Today is one of those Good Fridays that defy expectations. Today is sunny and warm. So far at least, but it is still early morning.
Later in the day the clouds might roll over and cover the sky, as was my expectation as a child on Good Friday, led there by my mother’s conviction that on this day at three o’clock in the afternoon at the same time every year when Christ was supposed to have died, our skies would be blotted out.
As an adult, Good Friday has long been a favourite day for me, a day on which – at least for the non-religious – nothing happens. The shops are closed. The restaurants are closed. The streets are empty. There is no requirement to perform in the game of life, beyond home and yet for my mother it is one of the greatest most cataclysmic days of the year, because she is a believer.
Even as a child when I too believed, I let it cross my mind from time to time that the skies across the world could not all be uniformly overcast at three in the afternoon.

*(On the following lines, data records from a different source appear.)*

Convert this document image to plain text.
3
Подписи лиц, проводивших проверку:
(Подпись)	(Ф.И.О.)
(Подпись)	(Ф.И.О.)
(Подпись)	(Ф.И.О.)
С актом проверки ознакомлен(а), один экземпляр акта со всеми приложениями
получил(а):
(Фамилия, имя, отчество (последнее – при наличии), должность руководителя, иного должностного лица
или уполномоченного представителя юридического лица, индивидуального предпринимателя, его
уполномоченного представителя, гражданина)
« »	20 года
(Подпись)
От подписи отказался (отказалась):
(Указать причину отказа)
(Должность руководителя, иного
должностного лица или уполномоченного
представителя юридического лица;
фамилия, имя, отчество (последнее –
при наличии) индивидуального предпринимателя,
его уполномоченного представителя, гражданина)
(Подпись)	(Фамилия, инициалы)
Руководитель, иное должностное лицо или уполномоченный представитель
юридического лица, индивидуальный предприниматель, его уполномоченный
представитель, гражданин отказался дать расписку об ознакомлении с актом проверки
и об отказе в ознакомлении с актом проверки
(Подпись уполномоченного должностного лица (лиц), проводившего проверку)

My limited understanding of the weather told me so.
Was it the centrality of my child’s eye view and of my mother’s that wherever we were, wherever we happened to be each Good Friday afternoon, we believed we were at the centre of things, right up close to where the crucifixion took place, and we too shared the same skies.
I may have posted this image before. It features my bedroom in the mid sixties. Notwithstanding the obvious clutter, I include it again, to emphasize the iconography on the mantelpiece. On Palm Sunday the Sunday before Easter we liked to put a sprig of cypress – we could not get a hold of Palm fronds here – behind the body of Christ on the crucifix. The smell is with me still.
I’m wary of writing about religion. I worry about offending people’s sensibilities. People can become sensitive when it comes to religious belief. When it comes to beliefs of any sort. We want to believe something. It gives us the illusion of certainty and in this terribly uncertain world we do not want our beliefs challenged.
I remember when I was twenty years old in the early seventies and I first came across the notion of feminism and of women studies. It was one of those new age subjects taught at the University of Melbourne presumably to keep in touch with the times, but offered only as an elective in my social work course. It was not a compulsory subject.
This was the first time it occurred to me that I did not need to iron my then boyfriend’s shirts. That I could leave them for him to iron or let them give up their creases on the washing line. I need not take responsibility for a man, the way I had grown up believing was my lot.
Before then, I measured my love in tangible ways, such as the number of shirts I might iron each weekend for my love.
I bought all the books, Simone de Beauvoir, Kate Millett’s Sexual Politics, and Shulamith Firestone’s, The Dialectic of Sex. To this day I cannot get my mind around that word ‘dialectic’. It’s a great word, with a crisp feel but I cannot grasp its meaning. Perhaps that is why I did not read the book. I feared I would not, could not understand it.
I have my copy still. It is yellowed with age and the print size appals me. I expect I could understand now if I tried, but the books seems past its time for me.
Germaine Greer’s The Female Eunuch I read from cover to cover. This book I understood. This book shook me from my complacency and even then I remained a dedicated follower of whichever man happened to be in my life at the time, until I had babies and began to question the orthodoxy.
Even so, there are these deeply held attitudes that creep into my mind and dialogue, beliefs even. I know they are still there.
They infiltrate my blog. They shine a bright light on my personality even as I might want to hide them.
I am a woman of her time. A woman caught up in duty and responsibility towards others. A woman who would sometimes like to free herself from certain constraints and yet at the same time cannot. A woman whose roots are so deeply knitted into the deepest layers of soil that it would take a bobcat and hoe to dig her out.
Even death might not shake her from such complacency.